The Un-moored Pronoun

2009 November 10
heidegger

Martin Hiedegger

The following appears in the 8 November 2009 issue of The New York Times.

In Mr. Faye’s eyes Heidegger’s philosophy cannot be separated from his politics in the way, say, T.S. Eliot’s poetic skills or D. W. Griffith’s cinematic technique might be appraised independently of his own beliefs. While he doesn’t dispute Heidegger’s place in the intellectual pantheon, Mr. Faye reviews his unpublished lectures and concludes his philosophy was based on the same ideas as National Socialism.

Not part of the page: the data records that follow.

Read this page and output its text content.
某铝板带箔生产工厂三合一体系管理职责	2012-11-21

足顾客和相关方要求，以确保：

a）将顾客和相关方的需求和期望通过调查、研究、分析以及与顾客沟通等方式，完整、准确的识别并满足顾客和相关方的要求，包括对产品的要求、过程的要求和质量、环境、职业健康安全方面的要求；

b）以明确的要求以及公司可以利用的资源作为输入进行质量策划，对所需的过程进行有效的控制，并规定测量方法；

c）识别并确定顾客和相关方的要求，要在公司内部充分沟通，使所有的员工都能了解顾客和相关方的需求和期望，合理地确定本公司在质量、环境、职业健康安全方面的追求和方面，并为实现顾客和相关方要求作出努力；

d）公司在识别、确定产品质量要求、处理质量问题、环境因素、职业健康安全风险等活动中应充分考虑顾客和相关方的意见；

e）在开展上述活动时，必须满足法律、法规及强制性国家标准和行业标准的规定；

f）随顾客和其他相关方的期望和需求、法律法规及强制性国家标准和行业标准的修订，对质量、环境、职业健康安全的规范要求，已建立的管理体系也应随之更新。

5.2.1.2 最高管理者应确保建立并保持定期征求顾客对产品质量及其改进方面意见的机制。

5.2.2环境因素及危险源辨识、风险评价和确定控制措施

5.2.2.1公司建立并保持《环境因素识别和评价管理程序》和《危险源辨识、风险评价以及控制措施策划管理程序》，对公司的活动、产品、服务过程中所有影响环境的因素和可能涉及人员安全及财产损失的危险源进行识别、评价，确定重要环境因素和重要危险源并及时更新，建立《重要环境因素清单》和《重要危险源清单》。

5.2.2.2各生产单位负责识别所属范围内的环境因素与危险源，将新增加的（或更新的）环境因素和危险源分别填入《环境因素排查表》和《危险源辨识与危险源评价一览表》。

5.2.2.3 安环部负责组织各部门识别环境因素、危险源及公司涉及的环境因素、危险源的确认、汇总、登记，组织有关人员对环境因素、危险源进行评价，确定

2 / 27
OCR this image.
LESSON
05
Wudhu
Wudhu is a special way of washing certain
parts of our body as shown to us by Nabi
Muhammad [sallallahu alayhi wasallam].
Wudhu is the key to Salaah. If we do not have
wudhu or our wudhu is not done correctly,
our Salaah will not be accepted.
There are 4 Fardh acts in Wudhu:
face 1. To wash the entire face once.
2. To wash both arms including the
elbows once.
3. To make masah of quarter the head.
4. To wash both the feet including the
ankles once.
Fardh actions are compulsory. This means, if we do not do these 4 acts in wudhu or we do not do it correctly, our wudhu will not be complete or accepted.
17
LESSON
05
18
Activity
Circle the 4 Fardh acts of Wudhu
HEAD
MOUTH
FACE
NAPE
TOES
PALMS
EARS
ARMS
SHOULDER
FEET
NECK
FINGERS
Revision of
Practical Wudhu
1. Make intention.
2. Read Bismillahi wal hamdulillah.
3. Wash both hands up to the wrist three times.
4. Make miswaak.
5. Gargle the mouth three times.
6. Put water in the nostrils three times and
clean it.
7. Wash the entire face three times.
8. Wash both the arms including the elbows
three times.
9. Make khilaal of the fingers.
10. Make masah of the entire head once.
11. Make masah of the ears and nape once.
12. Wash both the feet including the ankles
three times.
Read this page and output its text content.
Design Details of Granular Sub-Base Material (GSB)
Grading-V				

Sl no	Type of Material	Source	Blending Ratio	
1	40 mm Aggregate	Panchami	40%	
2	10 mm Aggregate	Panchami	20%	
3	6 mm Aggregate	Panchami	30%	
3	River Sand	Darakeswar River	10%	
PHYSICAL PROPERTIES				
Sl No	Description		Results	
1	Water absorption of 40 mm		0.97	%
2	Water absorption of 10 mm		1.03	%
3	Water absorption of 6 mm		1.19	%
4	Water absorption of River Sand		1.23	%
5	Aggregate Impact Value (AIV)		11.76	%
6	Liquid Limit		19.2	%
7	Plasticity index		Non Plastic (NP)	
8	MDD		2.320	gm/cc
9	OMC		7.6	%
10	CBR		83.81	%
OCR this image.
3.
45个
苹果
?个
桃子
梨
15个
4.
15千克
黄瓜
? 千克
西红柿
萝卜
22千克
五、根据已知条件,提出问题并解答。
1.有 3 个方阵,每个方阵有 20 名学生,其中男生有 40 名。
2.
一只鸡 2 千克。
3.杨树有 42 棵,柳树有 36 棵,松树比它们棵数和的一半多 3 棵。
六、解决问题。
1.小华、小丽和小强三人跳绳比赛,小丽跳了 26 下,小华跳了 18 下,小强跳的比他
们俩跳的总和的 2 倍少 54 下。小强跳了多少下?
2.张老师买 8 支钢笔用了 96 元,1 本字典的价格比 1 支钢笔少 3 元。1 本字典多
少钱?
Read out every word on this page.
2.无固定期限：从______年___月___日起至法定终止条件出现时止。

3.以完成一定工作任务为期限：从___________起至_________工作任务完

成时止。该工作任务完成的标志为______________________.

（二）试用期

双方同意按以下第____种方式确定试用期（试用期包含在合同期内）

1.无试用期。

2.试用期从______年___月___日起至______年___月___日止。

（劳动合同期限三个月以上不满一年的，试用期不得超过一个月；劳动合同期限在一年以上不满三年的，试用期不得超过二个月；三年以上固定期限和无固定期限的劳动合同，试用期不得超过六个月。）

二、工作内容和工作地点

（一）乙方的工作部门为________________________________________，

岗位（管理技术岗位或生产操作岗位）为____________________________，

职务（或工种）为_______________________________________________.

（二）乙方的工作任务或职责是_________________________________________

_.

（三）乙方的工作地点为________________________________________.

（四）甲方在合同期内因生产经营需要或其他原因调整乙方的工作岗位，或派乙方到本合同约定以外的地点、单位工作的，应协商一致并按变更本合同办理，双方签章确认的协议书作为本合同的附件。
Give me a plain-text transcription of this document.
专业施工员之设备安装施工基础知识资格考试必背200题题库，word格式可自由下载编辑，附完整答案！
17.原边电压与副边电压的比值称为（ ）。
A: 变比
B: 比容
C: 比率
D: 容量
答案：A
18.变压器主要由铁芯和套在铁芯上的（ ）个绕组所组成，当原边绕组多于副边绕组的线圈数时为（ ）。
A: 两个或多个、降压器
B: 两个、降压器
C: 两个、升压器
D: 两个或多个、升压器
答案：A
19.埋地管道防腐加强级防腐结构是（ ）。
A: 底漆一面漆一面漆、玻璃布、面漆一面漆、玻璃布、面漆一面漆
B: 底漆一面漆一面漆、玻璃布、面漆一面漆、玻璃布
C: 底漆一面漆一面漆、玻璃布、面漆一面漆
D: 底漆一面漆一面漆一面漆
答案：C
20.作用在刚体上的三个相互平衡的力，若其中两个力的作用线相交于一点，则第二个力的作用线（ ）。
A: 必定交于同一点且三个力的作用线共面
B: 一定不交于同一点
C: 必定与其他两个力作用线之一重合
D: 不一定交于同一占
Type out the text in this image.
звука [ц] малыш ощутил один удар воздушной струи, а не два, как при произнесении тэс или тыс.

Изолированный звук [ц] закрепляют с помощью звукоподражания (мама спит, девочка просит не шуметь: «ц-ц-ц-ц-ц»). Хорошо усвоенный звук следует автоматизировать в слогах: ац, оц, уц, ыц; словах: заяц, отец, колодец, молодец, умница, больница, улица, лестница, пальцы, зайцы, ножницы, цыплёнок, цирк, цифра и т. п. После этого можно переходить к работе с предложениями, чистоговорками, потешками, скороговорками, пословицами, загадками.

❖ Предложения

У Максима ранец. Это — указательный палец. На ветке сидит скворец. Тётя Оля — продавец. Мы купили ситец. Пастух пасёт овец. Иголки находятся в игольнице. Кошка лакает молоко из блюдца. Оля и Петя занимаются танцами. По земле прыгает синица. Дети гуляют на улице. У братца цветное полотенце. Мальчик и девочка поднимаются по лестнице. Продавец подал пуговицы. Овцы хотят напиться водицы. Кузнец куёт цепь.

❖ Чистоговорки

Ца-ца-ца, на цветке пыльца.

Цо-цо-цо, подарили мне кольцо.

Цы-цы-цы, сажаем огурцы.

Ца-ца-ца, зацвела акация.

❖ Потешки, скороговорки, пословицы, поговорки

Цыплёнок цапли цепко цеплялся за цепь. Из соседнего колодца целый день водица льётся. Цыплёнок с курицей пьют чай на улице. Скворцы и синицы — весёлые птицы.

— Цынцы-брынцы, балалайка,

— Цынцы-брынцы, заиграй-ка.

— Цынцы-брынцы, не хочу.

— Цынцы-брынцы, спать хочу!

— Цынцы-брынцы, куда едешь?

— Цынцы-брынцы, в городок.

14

Note that the phrases highlighted in bold are essentially parallel—or so one assumes on first reading the passage. And yet that second “his,” the “his” highlighted in red, seems rather to have lost its mooring. Shouldn’t the sentence read as follows? “In Mr. Faye’s eyes Heidegger’s philosophy cannot be separated from his politics in the way, say, T.S. Eliot’s poetic skills or D. W. Griffith’s cinematic technique might be appraised independently of their own beliefs.” Almost certainly the reference, here, is to the Anti-Semitic “beliefs” of Eliot and to the white-supremacist bearing of Griffith’s Birth of a Nation (based on Thomas Dixon’s The Clansmen). Whereas “his,” as it works in the paragraph published in the NYT, floats in reference, almost as if its antecedent were, in fact, “Mr. Faye,” which simply cannot be the case, as I read the paragraph. I run across such solecisms in the NYT fairly regularly these days.